Paulson brings a new twist to this debate, asserting in recent pronouncements that China should adjust its currency upward not because it is a rogue trading power, but because doing so is in China's own interest. In place of hectoring, he says, the United States would do well to convince China's leaders that it wants China to succeed, and that American fortunes are linked to China's rise. Without change, he warns, both countries will suffer from a protectionist backlash.

"When sovereign nations are working on important issues, generally the way to make progress is you need to convince the other side that there's a mutual interest," Paulson said.
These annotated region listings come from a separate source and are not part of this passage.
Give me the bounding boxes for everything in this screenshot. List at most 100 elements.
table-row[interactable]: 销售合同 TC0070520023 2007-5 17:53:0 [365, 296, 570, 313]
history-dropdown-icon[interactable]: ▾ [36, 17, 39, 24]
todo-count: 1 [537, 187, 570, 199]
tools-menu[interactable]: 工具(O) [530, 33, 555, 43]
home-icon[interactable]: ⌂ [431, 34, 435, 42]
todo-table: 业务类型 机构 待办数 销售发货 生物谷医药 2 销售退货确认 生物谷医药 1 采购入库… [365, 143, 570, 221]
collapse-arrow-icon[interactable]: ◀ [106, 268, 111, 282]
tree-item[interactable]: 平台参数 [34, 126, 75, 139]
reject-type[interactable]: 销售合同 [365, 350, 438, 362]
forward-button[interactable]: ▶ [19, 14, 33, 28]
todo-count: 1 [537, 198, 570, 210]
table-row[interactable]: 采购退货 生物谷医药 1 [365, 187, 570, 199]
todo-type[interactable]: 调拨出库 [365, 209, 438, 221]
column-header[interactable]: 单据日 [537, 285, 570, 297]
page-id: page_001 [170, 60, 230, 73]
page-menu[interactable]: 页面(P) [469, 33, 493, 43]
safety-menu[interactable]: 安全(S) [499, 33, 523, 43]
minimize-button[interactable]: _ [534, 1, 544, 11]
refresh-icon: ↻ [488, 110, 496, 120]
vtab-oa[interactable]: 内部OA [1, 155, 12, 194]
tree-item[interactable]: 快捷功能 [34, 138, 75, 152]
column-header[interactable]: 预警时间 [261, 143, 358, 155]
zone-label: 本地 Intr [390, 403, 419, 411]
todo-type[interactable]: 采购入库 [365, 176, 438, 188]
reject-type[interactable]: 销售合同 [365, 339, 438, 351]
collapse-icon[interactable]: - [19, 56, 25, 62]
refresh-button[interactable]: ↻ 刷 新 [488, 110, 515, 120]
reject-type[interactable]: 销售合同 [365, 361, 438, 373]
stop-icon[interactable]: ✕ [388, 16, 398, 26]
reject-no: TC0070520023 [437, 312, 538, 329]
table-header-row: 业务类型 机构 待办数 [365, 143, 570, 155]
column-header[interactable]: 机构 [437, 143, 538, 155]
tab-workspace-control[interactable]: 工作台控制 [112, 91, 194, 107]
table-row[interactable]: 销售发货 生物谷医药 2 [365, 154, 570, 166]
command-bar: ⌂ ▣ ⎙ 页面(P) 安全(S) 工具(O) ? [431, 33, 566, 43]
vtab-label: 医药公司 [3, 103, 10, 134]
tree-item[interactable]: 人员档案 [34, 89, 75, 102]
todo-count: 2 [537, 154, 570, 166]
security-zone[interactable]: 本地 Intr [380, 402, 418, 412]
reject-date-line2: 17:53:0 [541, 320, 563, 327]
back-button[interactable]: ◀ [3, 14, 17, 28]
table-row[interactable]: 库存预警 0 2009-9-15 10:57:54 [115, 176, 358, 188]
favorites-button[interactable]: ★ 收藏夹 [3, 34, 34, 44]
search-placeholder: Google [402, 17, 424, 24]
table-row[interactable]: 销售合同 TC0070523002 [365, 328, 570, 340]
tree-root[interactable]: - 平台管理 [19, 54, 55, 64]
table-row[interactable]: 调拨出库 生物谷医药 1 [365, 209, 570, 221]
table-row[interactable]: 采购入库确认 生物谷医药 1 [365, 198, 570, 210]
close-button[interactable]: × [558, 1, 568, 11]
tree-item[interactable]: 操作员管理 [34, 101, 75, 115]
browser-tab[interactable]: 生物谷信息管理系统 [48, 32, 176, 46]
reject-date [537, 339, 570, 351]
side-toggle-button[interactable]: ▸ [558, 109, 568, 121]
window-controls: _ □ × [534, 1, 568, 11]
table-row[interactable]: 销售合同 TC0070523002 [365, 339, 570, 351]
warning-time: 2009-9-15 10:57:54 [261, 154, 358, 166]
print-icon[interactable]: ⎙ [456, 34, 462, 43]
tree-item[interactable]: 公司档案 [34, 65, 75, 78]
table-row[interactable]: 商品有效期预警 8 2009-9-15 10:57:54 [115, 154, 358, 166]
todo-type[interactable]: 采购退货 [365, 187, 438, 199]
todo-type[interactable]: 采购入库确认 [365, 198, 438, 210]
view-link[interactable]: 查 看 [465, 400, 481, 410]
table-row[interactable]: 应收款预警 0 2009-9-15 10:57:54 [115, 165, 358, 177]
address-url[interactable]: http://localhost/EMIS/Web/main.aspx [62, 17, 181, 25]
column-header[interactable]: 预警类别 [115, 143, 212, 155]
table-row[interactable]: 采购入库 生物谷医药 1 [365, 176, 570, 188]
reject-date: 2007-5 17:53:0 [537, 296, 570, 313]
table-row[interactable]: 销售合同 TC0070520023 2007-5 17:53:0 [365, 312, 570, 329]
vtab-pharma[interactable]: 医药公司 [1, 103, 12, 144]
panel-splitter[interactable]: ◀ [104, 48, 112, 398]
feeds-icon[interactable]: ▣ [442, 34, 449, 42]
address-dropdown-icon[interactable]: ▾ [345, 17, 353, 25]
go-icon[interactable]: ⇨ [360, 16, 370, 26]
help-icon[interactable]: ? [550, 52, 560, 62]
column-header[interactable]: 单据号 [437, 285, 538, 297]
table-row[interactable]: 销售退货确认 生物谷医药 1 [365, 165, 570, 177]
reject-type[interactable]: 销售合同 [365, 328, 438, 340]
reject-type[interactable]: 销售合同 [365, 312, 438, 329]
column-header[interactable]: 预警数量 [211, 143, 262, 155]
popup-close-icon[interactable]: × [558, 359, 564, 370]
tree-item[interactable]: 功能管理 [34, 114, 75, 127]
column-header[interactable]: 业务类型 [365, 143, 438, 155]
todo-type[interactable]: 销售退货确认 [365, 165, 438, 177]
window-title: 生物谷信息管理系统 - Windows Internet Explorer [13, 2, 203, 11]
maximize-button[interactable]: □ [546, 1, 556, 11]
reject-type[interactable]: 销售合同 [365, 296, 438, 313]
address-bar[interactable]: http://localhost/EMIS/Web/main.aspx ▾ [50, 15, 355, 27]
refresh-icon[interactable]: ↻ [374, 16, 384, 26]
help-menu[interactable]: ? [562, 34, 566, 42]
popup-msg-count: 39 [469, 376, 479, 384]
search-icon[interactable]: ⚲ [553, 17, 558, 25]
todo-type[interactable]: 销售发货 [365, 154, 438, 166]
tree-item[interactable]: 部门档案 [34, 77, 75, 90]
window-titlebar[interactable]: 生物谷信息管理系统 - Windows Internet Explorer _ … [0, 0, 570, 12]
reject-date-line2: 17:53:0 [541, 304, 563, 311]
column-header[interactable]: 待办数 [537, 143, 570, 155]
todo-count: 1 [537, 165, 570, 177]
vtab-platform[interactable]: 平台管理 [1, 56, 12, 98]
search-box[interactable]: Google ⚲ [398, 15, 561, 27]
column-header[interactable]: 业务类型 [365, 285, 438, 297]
Analysts suggest these may be good days for such a tack, because of a palpable shift in Beijing: After years of resistance, a rough consensus has emerged that increasing the currency is the proper course for managing China's economic challenges.

Grave concerns remain about dampening the fast-growing export trade that provides tens of millions of factory jobs to peasants streaming toward China's cities. There are worries about China's troubled financial system, which is choked with $500 billion in bad loans, according to private estimates. A dip in China's exports would likely diminish deposits.

But in recent months, China's leaders have seen concerns about exports eclipsed by fresh worry about an excessive surge of investment. Beijing has been snuffing out new ventures in the fastest-growing sectors of the economy such as auto-making and real estate, worried that a boom will produce inflation for commodities such as cement and steel, and then yield more factories and office parks than even China can use, sending prices plummeting. A crash could leave China's banks reeling.

According to two senior economists who advise the central government, China's leaders view booming exports and the resulting pile of foreign exchange reserves, now nearly $1 trillion, as added fuel for unwanted bank lending that is exacerbating the pace of investment. Many Chinese leaders have come to see a faster appreciation of the currency as a useful tool in the effort to slow investment and stave off trouble.

"A consensus among policymakers has emerged," said He Fan, an economist at the Chinese Academy of Social Sciences in Beijing, which is affiliated with the State Council, the equivalent of the cabinet. "More and more people now agree that China needs a more flexible exchange rate."

But even as China's leaders have come to see a moderate appreciation of the currency as being in the national interest, debate continues over the pace. The central bank pushes for a more aggressive timetable. The Ministry of Commerce, representing exporters, lobbies for little change. The State Council must decide.

Since China announced in July 2005 that it would allow the renminbi to float a little more freely, it has gained only about 4 percent. Analysts expect a gradual appreciation of another 3 to 5 percent annually during the next year, not enough to have any real impact on China's exports or its trade surplus with the United States.

Now, this problem belongs to Paulson, who landed in the lakefront city of Hangzhou Tuesday, where he planned to meet officials in one of China's booming provinces, Zhejiang. He is expected in Beijing on Wednesday, for three days of meetings highlighted by a talk with China's President, Hu Jintao.

Chinese here say Paulson is a familiar and comforting figure to his Chinese counterparts from his days at Goldman. But while the name on his business card is the same, the corporate logo has changed.

"You should not underestimate that I'm wearing a different hat," Paulson said. "This is a very different job."